Under a 1992 U.S. Supreme Court ruling — Quill Corp. vs. North Dakota — remote retailers that do not have a significant “nexus,” or presence, in a state do not have to collect sales taxes, said Ron Barnes, vice president for state affairs with the Direct Marketing Association, a Washington, D.C.-based trade group that represents direct mail firms, email marketers, and catalogue and remote retailers.
The issue is one that would be better dealt with in Congress, Barnes said. State policymakers should consider the economic competitiveness of their states before jumping into legislation, he said.
“Businesses make a decision to move to a state, expand in a state, and stay in a state based on the business climate,” he said.
If the legislature pursues bills requiring remote retailers to collect sales taxes, it might be wary of run-ins other states had with the likes of Amazon. Last year, Texas’ comptroller sent a $269 million bill to the company for four years of uncollected sales taxes from customers in the Lone Star State.
Not long after that, Amazon said it was closing a distribution center in Texas; but it has not yet done so, according to the Austin American-Statesman newspaper. The entire exchange is being reviewed by the U.S. Securities and Exchange Commission, according to Amazon’s first-quarter earnings report.
Last year, Amazon said it was hiring about 1,400 people for its three midstate warehouses: one in Lewisberry, York County, and in Middlesex and South Middleton townships, Cumberland County. On April 25, the company said it would hire more workers for all of its Pennsylvania warehouses and others around the country, but it didn’t say how many people.
The company did not return phone calls seeking comment for this story.
Amazon’s distribution facilities are operated by a separate entity called Amazon.com.dedc LLC, according to Amazon’s statements.

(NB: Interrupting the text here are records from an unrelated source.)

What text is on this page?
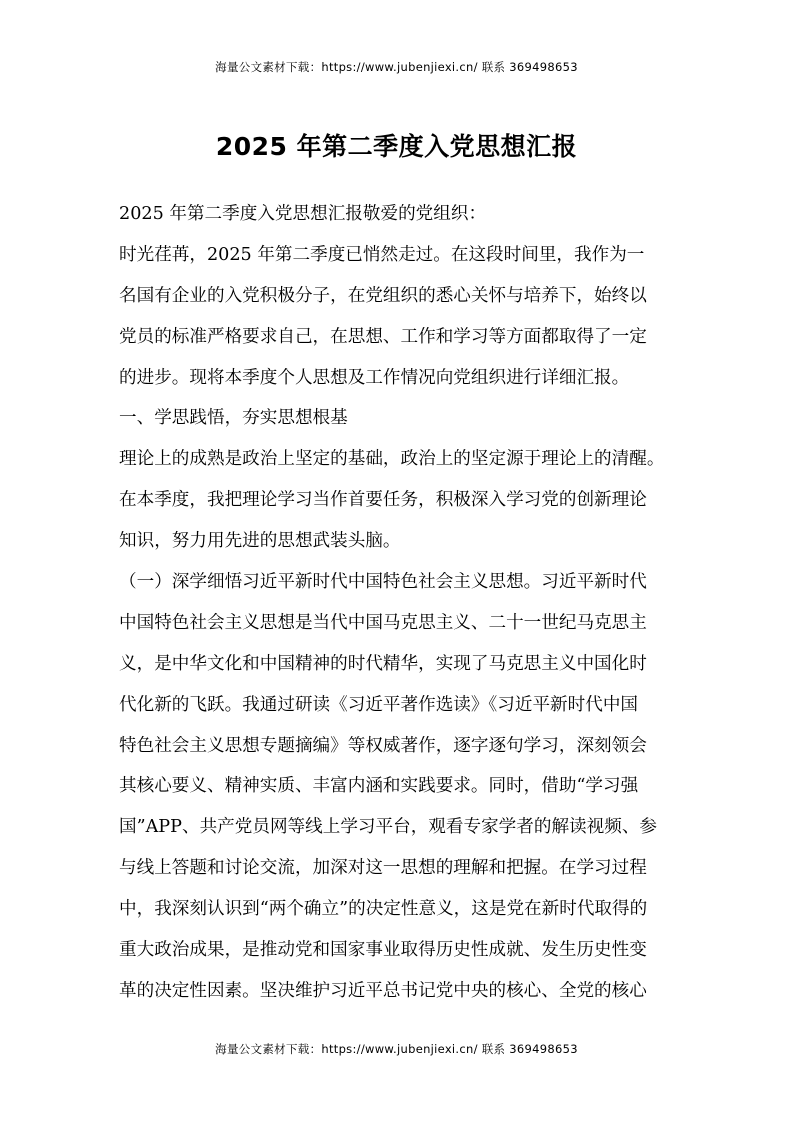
海量公文素材下载：https://www.jubenjiexi.cn/ 联系 369498653
2025 年第二季度入党思想汇报
2025 年第二季度入党思想汇报敬爱的党组织：
时光荏苒，2025 年第二季度已悄然走过。在这段时间里，我作为一
名国有企业的入党积极分子，在党组织的悉心关怀与培养下，始终以
党员的标准严格要求自己，在思想、工作和学习等方面都取得了一定
的进步。现将本季度个人思想及工作情况向党组织进行详细汇报。
一、学思践悟，夯实思想根基
理论上的成熟是政治上坚定的基础，政治上的坚定源于理论上的清醒。
在本季度，我把理论学习当作首要任务，积极深入学习党的创新理论
知识，努力用先进的思想武装头脑。
（一）深学细悟习近平新时代中国特色社会主义思想。习近平新时代
中国特色社会主义思想是当代中国马克思主义、二十一世纪马克思主
义，是中华文化和中国精神的时代精华，实现了马克思主义中国化时
代化新的飞跃。我通过研读《习近平著作选读》《习近平新时代中国
特色社会主义思想专题摘编》等权威著作，逐字逐句学习，深刻领会
其核心要义、精神实质、丰富内涵和实践要求。同时，借助“学习强
国”APP、共产党员网等线上学习平台，观看专家学者的解读视频、参
与线上答题和讨论交流，加深对这一思想的理解和把握。在学习过程
中，我深刻认识到“两个确立”的决定性意义，这是党在新时代取得的
重大政治成果，是推动党和国家事业取得历史性成就、发生历史性变
革的决定性因素。坚决维护习近平总书记党中央的核心、全党的核心
海量公文素材下载：https://www.jubenjiexi.cn/ 联系 369498653
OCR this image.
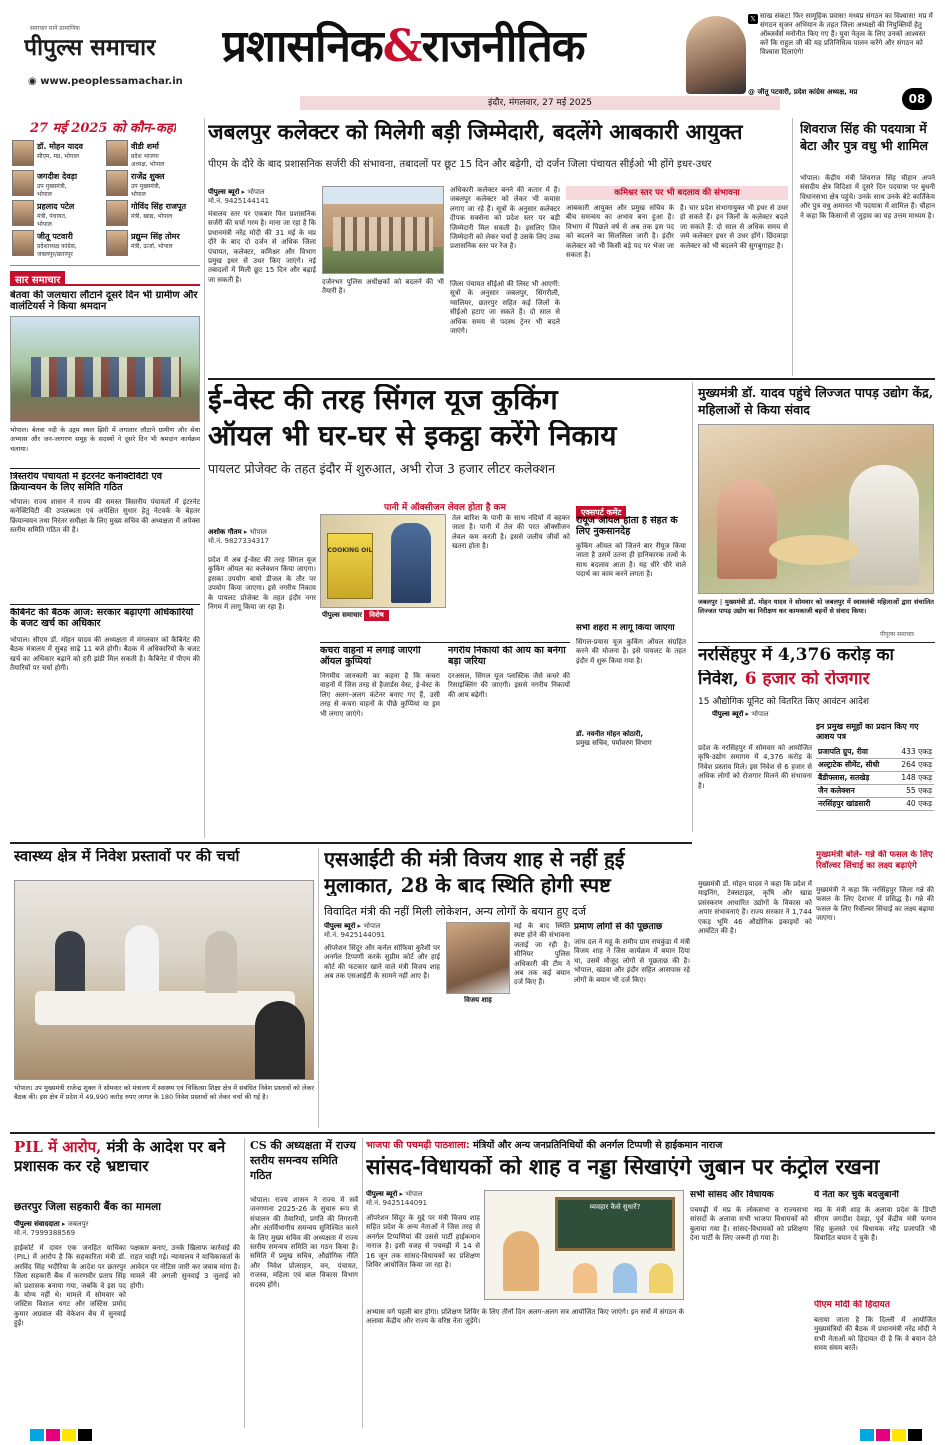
समाचार माने प्रामाणिक
पीपुल्स समाचार
◉ www.peoplessamachar.in
प्रशासनिक&राजनीतिक
इंदौर, मंगलवार, 27 मई 2025
𝕏 साख संकट! फिर सामूहिक प्रवास! मध्यप्र संगठन का विश्वास! मप्र में संगठन सृजन अभियान के तहत जिला अध्यक्षों की नियुक्तियों हेतु ऑब्जर्वर्स मनोनीत किए गए हैं। युवा नेतृत्व के लिए उनको आश्वस्त करें कि राहुल जी की यह प्रतिनिधित्व पालन करेंगे और संगठन को विश्वास दिलाएंगे!
@ जीतू पटवारी, प्रदेश कांग्रेस अध्यक्ष, मप्र	08
27 मई 2025 को कौन-कहां
डॉ. मोहन यादव
सीएम, मप्र, भोपाल
वीडी शर्मा
प्रदेश भाजपा अध्यक्ष, भोपाल
जगदीश देवड़ा
उप मुख्यमंत्री, भोपाल
राजेंद्र शुक्ल
उप मुख्यमंत्री, भोपाल
प्रहलाद पटेल
मंत्री, पंचायत, भोपाल
गोविंद सिंह राजपूत
मंत्री, खाद्य, भोपाल
जीतू पटवारी
प्रदेशाध्यक्ष कांग्रेस, जबलपुर/छतरपुर
प्रद्युम्न सिंह तोमर
मंत्री, ऊर्जा, भोपाल
सार समाचार
बेतवा की जलधारा लौटाने दूसरे दिन भी ग्रामीण और वालंटियर्स ने किया श्रमदान
भोपाल। बेतवा नदी के उद्गम स्थल झिरी में लगातार लौटाने ग्रामीण और सेवा अभ्यास और जन-जागरण समूह के सदस्यों ने दूसरे दिन भी श्रमदान कार्यक्रम चलाया।
त्रिस्तरीय पंचायतों में इंटरनेट कनेक्टिविटी एवं क्रियान्वयन के लिए समिति गठित
भोपाल। राज्य शासन ने राज्य की समस्त त्रिस्तरीय पंचायतों में इंटरनेट कनेक्टिविटी की उपलब्धता एवं अपेक्षित सुधार हेतु नेटवर्क के बेहतर क्रियान्वयन तथा निरंतर समीक्षा के लिए मुख्य सचिव की अध्यक्षता में अपेक्स स्तरीय समिति गठित की है।
कैबिनेट की बैठक आज: सरकार बढ़ाएगी अधिकारियों के बजट खर्च का अधिकार
भोपाल। सीएम डॉ. मोहन यादव की अध्यक्षता में मंगलवार को कैबिनेट की बैठक मंत्रालय में सुबह साढ़े 11 बजे होगी। बैठक में अधिकारियों के बजट खर्च का अधिकार बढ़ाने को हरी झंडी मिल सकती है। कैबिनेट में पीएम की तैयारियों पर चर्चा होगी।
जबलपुर कलेक्टर को मिलेगी बड़ी जिम्मेदारी, बदलेंगे आबकारी आयुक्त
पीएम के दौरे के बाद प्रशासनिक सर्जरी की संभावना, तबादलों पर छूट 15 दिन और बढ़ेगी, दो दर्जन जिला पंचायत सीईओ भी होंगे इधर-उधर
पीपुल्स ब्यूरो ▸ भोपाल
मो.नं. 9425144141
मंत्रालय स्तर पर एकबार फिर प्रशासनिक सर्जरी की चर्चा गरम है। माना जा रहा है कि प्रधानमंत्री नरेंद्र मोदी की 31 मई के मप्र दौरे के बाद दो दर्जन से अधिक जिला पंचायत, कलेक्टर, कमिश्नर और विभाग प्रमुख इधर से उधर किए जाएंगे। नई तबादलों में मिली छूट 15 दिन और बढ़ाई जा सकती है।	दर्जनभर पुलिस अधीक्षकों को बदलने की भी तैयारी है।
अधिकारी कलेक्टर बनने की कतार में हैं। जबलपुर कलेक्टर को लेकर भी कयास लगाए जा रहे हैं। सूत्रों के अनुसार कलेक्टर दीपक सक्सेना को प्रदेश स्तर पर बड़ी जिम्मेदारी मिल सकती है। इसलिए जिन जिम्मेदारी को लेकर चर्चा है उसके लिए उच्च प्रशासनिक स्तर पर रेंज है।
जिला पंचायत सीईओ की लिस्ट भी आएगी: सूत्रों के अनुसार जबलपुर, सिंगरौली, ग्वालियर, छतरपुर सहित कई जिलों के सीईओ हटाए जा सकते हैं। दो साल से अधिक समय से पदस्थ ट्रेनर भी बदले जाएंगे।
कमिश्नर स्तर पर भी बदलाव की संभावना
आबकारी आयुक्त और प्रमुख सचिव के बीच समन्वय का अभाव बना हुआ है। विभाग में पिछले वर्ष से अब तक इस पद को बदलने का सिलसिला जारी है। इंदौर कलेक्टर को भी किसी बड़े पद पर भेजा जा सकता है।
है। चार प्रदेश संभागायुक्त भी इधर से उधर हो सकते हैं। इन जिलों के कलेक्टर बदले जा सकते हैं: दो साल से अधिक समय से जमे कलेक्टर इधर से उधर होंगे। छिंदवाड़ा कलेक्टर को भी बदलने की सुगबुगाहट है।
शिवराज सिंह की पदयात्रा में बेटा और पुत्र वधु भी शामिल
भोपाल। केंद्रीय मंत्री शिवराज सिंह चौहान अपने संसदीय क्षेत्र विदिशा में दूसरे दिन पदयात्रा पर बुधनी विधानसभा क्षेत्र पहुंचे। उनके साथ उनके बेटे कार्तिकेय और पुत्र वधु अमानत भी पदयात्रा में शामिल हैं। चौहान ने कहा कि किसानों से जुड़ाव का यह उत्तम माध्यम है।
ई-वेस्ट की तरह सिंगल यूज कुकिंग
ऑयल भी घर-घर से इकट्ठा करेंगे निकाय
पायलट प्रोजेक्ट के तहत इंदौर में शुरुआत, अभी रोज 3 हजार लीटर कलेक्शन
अशोक गौतम ▸ भोपाल
मो.नं. 9827334317
पानी में ऑक्सीजन लेवल होता है कम
COOKING OIL
पीपुल्स समाचार विशेष
प्रदेश में अब ई-वेस्ट की तरह सिंगल यूज कुकिंग ऑयल का कलेक्शन किया जाएगा। इसका उपयोग बायो डीजल के तौर पर उपयोग किया जाएगा। इसे नगरीय निकाय के पायलट प्रोजेक्ट के तहत इंदौर नगर निगम में लागू किया जा रहा है।
तेल बारिश के पानी के साथ नदियों में बहकर जाता है। पानी में तेल की परत ऑक्सीजन लेवल कम करती है। इससे जलीय जीवों को खतरा होता है।
कचरा वाहनों में लगाई जाएंगी ऑयल कुप्पियां
निगमीय जानकारी का कहना है कि कचरा वाहनों में जिस तरह से हैजार्डस वेस्ट, ई-वेस्ट के लिए अलग-अलग कंटेनर बनाए गए हैं, उसी तरह से कचरा वाहनों के पीछे कुप्पियां या ड्रम भी लगाए जाएंगे।
नगरीय निकायों की आय का बनेगा बड़ा जरिया
दरअसल, सिंगल यूज प्लास्टिक जैसे कचरे की रिसाइक्लिंग की जाएगी। इससे नगरीय निकायों की आय बढ़ेगी।
एक्सपर्ट कमेंट
रीयूज ऑयल होता है सेहत के लिए नुकसानदेह
कुकिंग ऑयल को जितने बार रीयूज किया जाता है उसमें उतना ही हानिकारक तत्वों के साथ बदलाव आता है। यह धीरे धीरे वाले पदार्थ का काम करने लगता है।
सभी शहरों में लागू किया जाएगा
सिंगल-प्रयास यूज कुकिंग ऑयल संग्रहित करने की योजना है। इसे पायलट के तहत इंदौर में शुरू किया गया है।
डॉ. नवनीत मोहन कोठारी,
प्रमुख सचिव, पर्यावरण विभाग
मुख्यमंत्री डॉ. यादव पहुंचे लिज्जत पापड़ उद्योग केंद्र, महिलाओं से किया संवाद
जबलपुर | मुख्यमंत्री डॉ. मोहन यादव ने सोमवार को जबलपुर में स्वावलंबी महिलाओं द्वारा संचालित लिज्जत पापड़ उद्योग का निरीक्षण कर कामकाजी बहनों से संवाद किया।
पीपुल्स समाचार
नरसिंहपुर में 4,376 करोड़ का
निवेश, 6 हजार को रोजगार
15 औद्योगिक यूनिट को वितरित किए आवंटन आदेश
पीपुल्स ब्यूरो ▸ भोपाल
प्रदेश के नरसिंहपुर में सोमवार को आयोजित कृषि-उद्योग समागम में 4,376 करोड़ के निवेश प्रस्ताव मिले। इस निवेश से 6 हजार से अधिक लोगों को रोजगार मिलने की संभावना है।
इन प्रमुख समूहों का प्रदान किए गए आशय पत्र
प्रजापति ग्रुप, रीवा	433 एकड़
अल्ट्राटेक सीमेंट, सीधी	264 एकड़
बैंडीफ्लास, सतखेड़	148 एकड़
जैन कलेक्शन	55 एकड़
नरसिंहपुर खांडसारी	40 एकड़
मुख्यमंत्री डॉ. मोहन यादव ने कहा कि प्रदेश में माइनिंग, टेक्सटाइल, कृषि और खाद्य प्रसंस्करण आधारित उद्योगों के विकास को अपार संभावनाएं हैं। राज्य सरकार ने 1,744 एकड़ भूमि 46 औद्योगिक इकाइयों को आवंटित की है।
मुख्यमंत्री बोले- गन्ने की फसल के लिए रिवॉल्वर सिंचाई का लक्ष्य बढ़ाएंगे
मुख्यमंत्री ने कहा कि नरसिंहपुर जिला गन्ने की फसल के लिए देशभर में प्रसिद्ध है। गन्ने की फसल के लिए रिवॉल्वर सिंचाई का लक्ष्य बढ़ाया जाएगा।
स्वास्थ्य क्षेत्र में निवेश प्रस्तावों पर की चर्चा
भोपाल। उप मुख्यमंत्री राजेन्द्र शुक्ल ने सोमवार को मंत्रालय में स्वास्थ्य एवं चिकित्सा शिक्षा क्षेत्र में संबंधित निवेश प्रस्तावों को लेकर बैठक की। इस क्षेत्र में प्रदेश में 49,990 करोड़ रुपए लागत के 180 निवेश प्रस्तावों को लेकर चर्चा की गई है।
एसआईटी की मंत्री विजय शाह से नहीं हुई
मुलाकात, 28 के बाद स्थिति होगी स्पष्ट
विवादित मंत्री की नहीं मिली लोकेशन, अन्य लोगों के बयान हुए दर्ज
पीपुल्स ब्यूरो ▸ भोपाल
मो.नं. 9425144091
ऑपरेशन सिंदूर और कर्नल सोफिया कुरैशी पर अनर्गल टिप्पणी करके सुप्रीम कोर्ट और हाई कोर्ट की फटकार खाने वाले मंत्री विजय शाह अब तक एसआईटी के सामने नहीं आए हैं।
विजय शाह
मई के बाद स्थिति स्पष्ट होने की संभावना जताई जा रही है। सीनियर पुलिस अधिकारी की टीम ने अब तक कई बयान दर्ज किए हैं।
प्रमाण लोगों से की पूछताछ
जांच दल ने महू के समीप ग्राम रायकुंडा में मंत्री विजय शाह ने जिस कार्यक्रम में बयान दिया था, उसमें मौजूद लोगों से पूछताछ की है। भोपाल, खंडवा और इंदौर सहित आसपास रहे लोगों के बयान भी दर्ज किए।
PIL में आरोप, मंत्री के आदेश पर बने प्रशासक कर रहे भ्रष्टाचार
छतरपुर जिला सहकारी बैंक का मामला
पीपुल्स संवाददाता ▸ जबलपुर
मो.नं. 7999388569
हाईकोर्ट में दायर एक जनहित याचिका (PIL) में आरोप है कि सहकारिता मंत्री डॉ. अरविंद सिंह भदौरिया के आदेश पर छतरपुर जिला सहकारी बैंक में करणवीर प्रताप सिंह को प्रशासक बनाया गया, जबकि वे इस पद के योग्य नहीं थे। मामले में सोमवार को जस्टिस विशाल धगट और जस्टिस प्रमोद कुमार अग्रवाल की वेकेशन बेंच में सुनवाई हुई।
पक्षकार बनाए, उनके खिलाफ कार्रवाई की राहत चाही गई। न्यायालय ने याचिकाकर्ता के आवेदन पर नोटिस जारी कर जवाब मांगा है। मामले की अगली सुनवाई 3 जुलाई को होगी।
CS की अध्यक्षता में राज्य स्तरीय समन्वय समिति गठित
भोपाल। राज्य शासन ने राज्य में सर्वे जनगणना 2025-26 के सुचारु रूप से संचालन की तैयारियों, प्रगति की निगरानी और अंतर्विभागीय समन्वय सुनिश्चित करने के लिए मुख्य सचिव की अध्यक्षता में राज्य स्तरीय समन्वय समिति का गठन किया है। समिति में प्रमुख सचिव, औद्योगिक नीति और निवेश प्रोत्साहन, वन, पंचायत, राजस्व, महिला एवं बाल विकास विभाग सदस्य होंगे।
भाजपा की पचमढ़ी पाठशाला: मंत्रियों और अन्य जनप्रतिनिधियों की अनर्गल टिप्पणी से हाईकमान नाराज
सांसद-विधायकों को शाह व नड्डा सिखाएंगे जुबान पर कंट्रोल रखना
पीपुल्स ब्यूरो ▸ भोपाल
मो.नं. 9425144091
ऑपरेशन सिंदूर के मुद्दे पर मंत्री विजय शाह सहित प्रदेश के अन्य नेताओं ने जिस तरह से अनर्गल टिप्पणियां कीं उससे पार्टी हाईकमान नाराज है। इसी वजह से पचमढ़ी में 14 से 16 जून तक सांसद-विधायकों का प्रशिक्षण शिविर आयोजित किया जा रहा है।
व्यवहार कैसे सुधारें?
अभ्यास वर्ग पहली बार होगा। प्रशिक्षण शिविर के लिए तीनों दिन अलग-अलग सत्र आयोजित किए जाएंगे। इन सत्रों में संगठन के अलावा केंद्रीय और राज्य के वरिष्ठ नेता जुड़ेंगे।
सभी सांसद और विधायक
पचमढ़ी में मप्र के लोकसभा व राज्यसभा सांसदों के अलावा सभी भाजपा विधायकों को बुलाया गया है। सांसद-विधायकों को प्रशिक्षण देना पार्टी के लिए जरूरी हो गया है।
ये नेता कर चुके बदजुबानी
मप्र के मंत्री शाह के अलावा प्रदेश के डिप्टी सीएम जगदीश देवड़ा, पूर्व केंद्रीय मंत्री फग्गन सिंह कुलस्ते एवं विधायक नरेंद्र प्रजापति भी विवादित बयान दे चुके हैं।
पीएम मोदी की हिदायत
बताया जाता है कि दिल्ली में आयोजित मुख्यमंत्रियों की बैठक में प्रधानमंत्री नरेंद्र मोदी ने सभी नेताओं को हिदायत दी है कि वे बयान देते समय संयम बरतें।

Amazon uses the subsidiary to say it doesn’t have a significant nexus in the states and doesn’t have to collect sales tax, said Todd Dickinson, owner of Aaron’s Books in Lititz, Lancaster County.
“Either they’re Amazon employees or they’re not,” he said. “Either they’re Amazon facilities or they’re not. They can’t have it both ways.”
When large retailers don’t collect sales taxes, it puts the small retailer at a 6 percent disadvantage, he said.
One of the reasons remote retailers don’t collect sales taxes is the administrative logistics, which would add significant costs, said Barnes of the Direct Marketing Association. That would put remote retailers at a disadvantage, he said.
That’s not true, said Scott Peterson, executive director of the Streamlined Sales Tax Governing Board Inc., a Nashville, Tenn.-based organization promoting simplified and standardized sales taxes across the U.S.
Software for sales tax collection is sophisticated enough to handle the task, and certainly not out of the reach of Amazon, which also is a significant player in Web-based technology, cloud computing and electronic devices, Peterson said.
However, Amazon is not giving in, he said. Even if Pennsylvania streamlined its sales tax laws, some large companies would still dodge collection, he said. Amazon doesn’t collect sales taxes in streamlined states, he said.
“This is a kicking-and-screaming thing,” Peterson said.
Twenty-four states — including New Jersey, West Virginia and Amazon’s home state of Washington — have adopted standardized language, definitions and reduced exemptions that make it easier for all retailers to collect and pay sales taxes. Pennsylvania is not one of them, but legislators have been more receptive lately, Peterson said.
“Most states do things right,” he said. “But there are just enough things that the states do wrong that it makes it more difficult if (a company is) doing business everywhere.”